CMS Issues Final Rule to Ban Forced Arbitration Agreements in Nursing Homes
Posted on behalf of D'Amico & Pettinicchi, LLC on Sep 29, 2016 in Nursing Home Abuse
The Centers for Medicare and Medicaid Services (CMS), part of the Department of Health and Human Services, issued a final rule banning nursing homes from using binding forced arbitration agreements if they receive funding from Medicare or Medicaid.
The new rule represents the first large-scale overhaul of nursing home funding regulations in more than 25 years.
This regulatory change prevents nursing homes that receive federal funding from requiring residents to sign arbitration agreements that force them to resolve disputes in private arbitration instead of in court.
The new rule is expected to offer significant legal protections to more than one million nursing home residents by allowing them to hold nursing homes accountable in the event that they are victims of nursing home abuse or wrongful death.
The rule will be implemented in phases, with the first starting on Nov. 28, 2016 and the second and third starting on the same date in 2017 and 2019.
Problems with Forced Arbitration
Many nursing home residents agreed to forced arbitration clauses without even realizing it, as these agreements were often included in the fine print on nursing home admissions contracts. Residents likely felt pressure to sign these agreements so they could be admitted and get needed care.
However, many residents do not understand what forced arbitration is and how it deprives them of the rights and protections they are entitled in a courtroom.
These clauses force residents to resolve disputes about abuse, neglect and quality of care in private as the results of these proceedings are kept confidential and out of the public record.
Furthermore, The New York Times conducted a one-year investigation into these agreements and discovered that the proceedings tend to favor nursing homes. The arbitrators are often lawyers hired by the nursing home that has been accused of abuse or wrongdoing.
The CMS first proposed changes to regulations on arbitration clauses in July 2015. However, the rule did not ban them, but instead said that nursing homes would lose funding if they required residents to sign arbitration agreements in order to be admitted.
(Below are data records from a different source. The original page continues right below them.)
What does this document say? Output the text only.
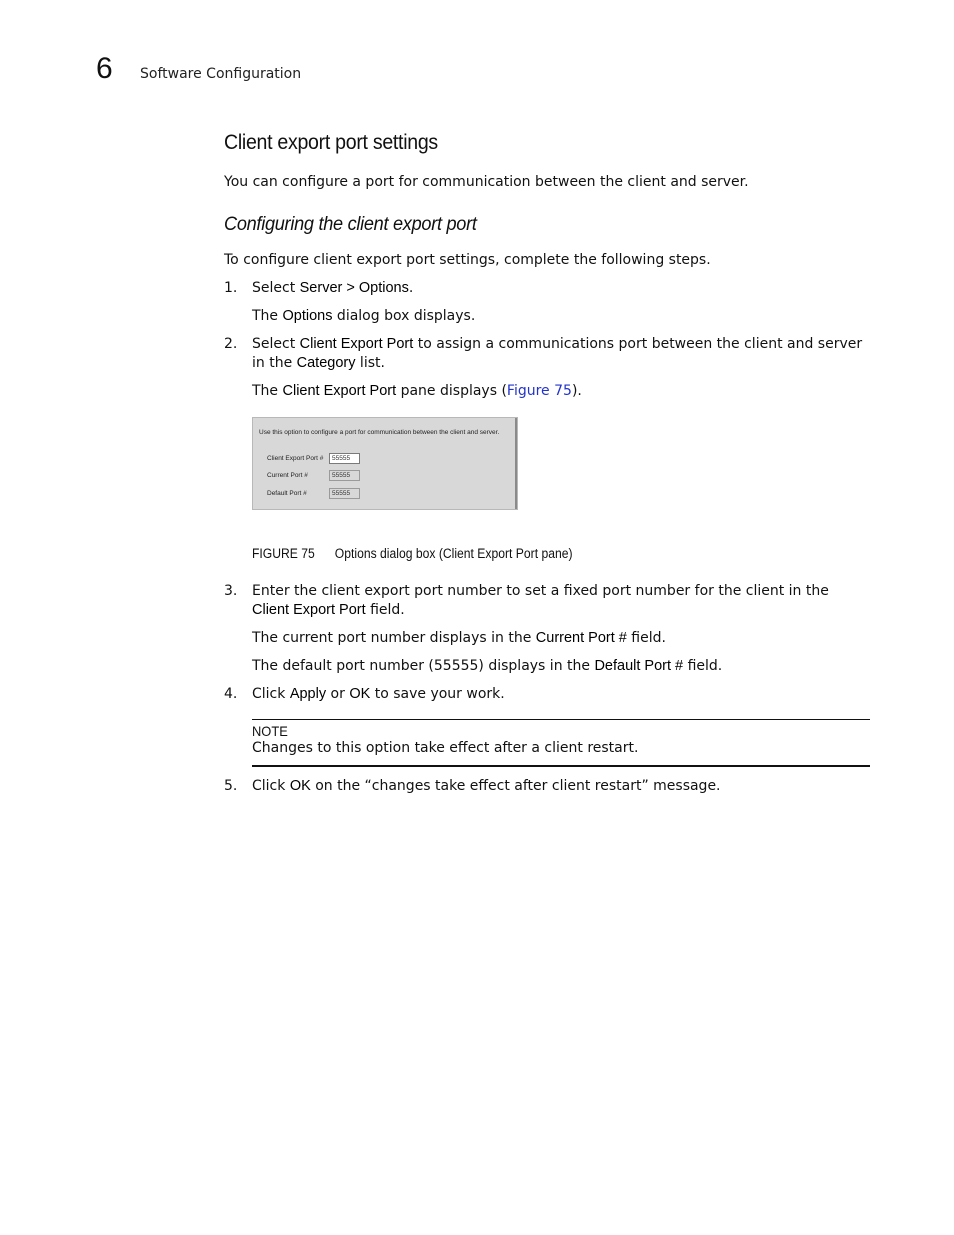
6 Software Configuration
Client export port settings

You can configure a port for communication between the client and server.

Configuring the client export port

To configure client export port settings, complete the following steps.

1. Select Server > Options.

The Options dialog box displays.

2. Select Client Export Port to assign a communications port between the client and server in the Category list.

The Client Export Port pane displays (Figure 75).

Use this option to configure a port for communication between the client and server.
Client Export Port #	55555
Current Port #	55555
Default Port #	55555
FIGURE 75 Options dialog box (Client Export Port pane)
3. Enter the client export port number to set a fixed port number for the client in the Client Export Port field.

The current port number displays in the Current Port # field.

The default port number (55555) displays in the Default Port # field.

4. Click Apply or OK to save your work.

NOTE

Changes to this option take effect after a client restart.

5. Click OK on the “changes take effect after client restart” message.
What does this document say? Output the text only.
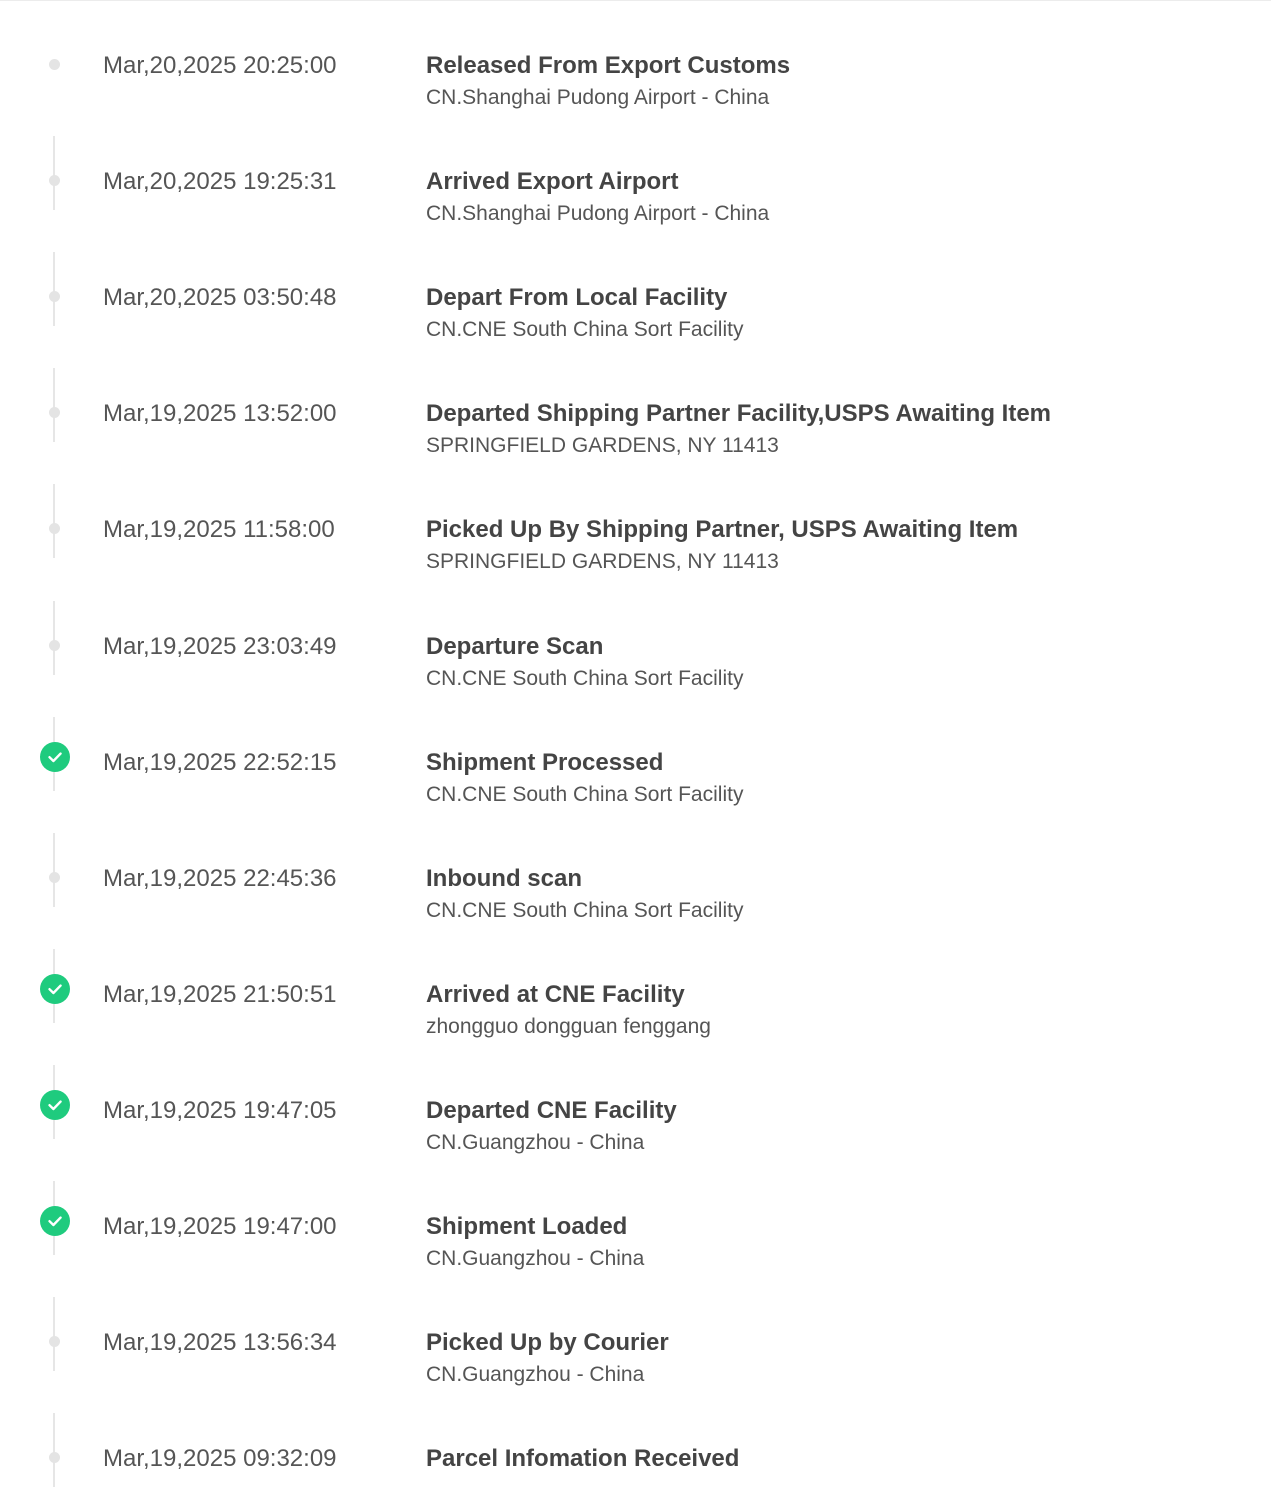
Mar,20,2025 20:25:00	Released From Export Customs
CN.Shanghai Pudong Airport - China
Mar,20,2025 19:25:31	Arrived Export Airport
CN.Shanghai Pudong Airport - China
Mar,20,2025 03:50:48	Depart From Local Facility
CN.CNE South China Sort Facility
Mar,19,2025 13:52:00	Departed Shipping Partner Facility,USPS Awaiting Item
SPRINGFIELD GARDENS, NY 11413
Mar,19,2025 11:58:00	Picked Up By Shipping Partner, USPS Awaiting Item
SPRINGFIELD GARDENS, NY 11413
Mar,19,2025 23:03:49	Departure Scan
CN.CNE South China Sort Facility
Mar,19,2025 22:52:15	Shipment Processed
CN.CNE South China Sort Facility
Mar,19,2025 22:45:36	Inbound scan
CN.CNE South China Sort Facility
Mar,19,2025 21:50:51	Arrived at CNE Facility
zhongguo dongguan fenggang
Mar,19,2025 19:47:05	Departed CNE Facility
CN.Guangzhou - China
Mar,19,2025 19:47:00	Shipment Loaded
CN.Guangzhou - China
Mar,19,2025 13:56:34	Picked Up by Courier
CN.Guangzhou - China
Mar,19,2025 09:32:09	Parcel Infomation Received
Fortunately, the American Association for Justice, officials from 16 states and the District of Columbia, and countless other advocates pushed for a complete ban on forced arbitration agreements.
The nursing home negligence lawyers at D'Amico & Pettinicchi are very pleased with the CMS ruling as it helps protect the rights of nursing home residents.
We are staunch defenders of the rights of nursing home residents to be treated with dignity and respect and not have to suffer neglect or abuse.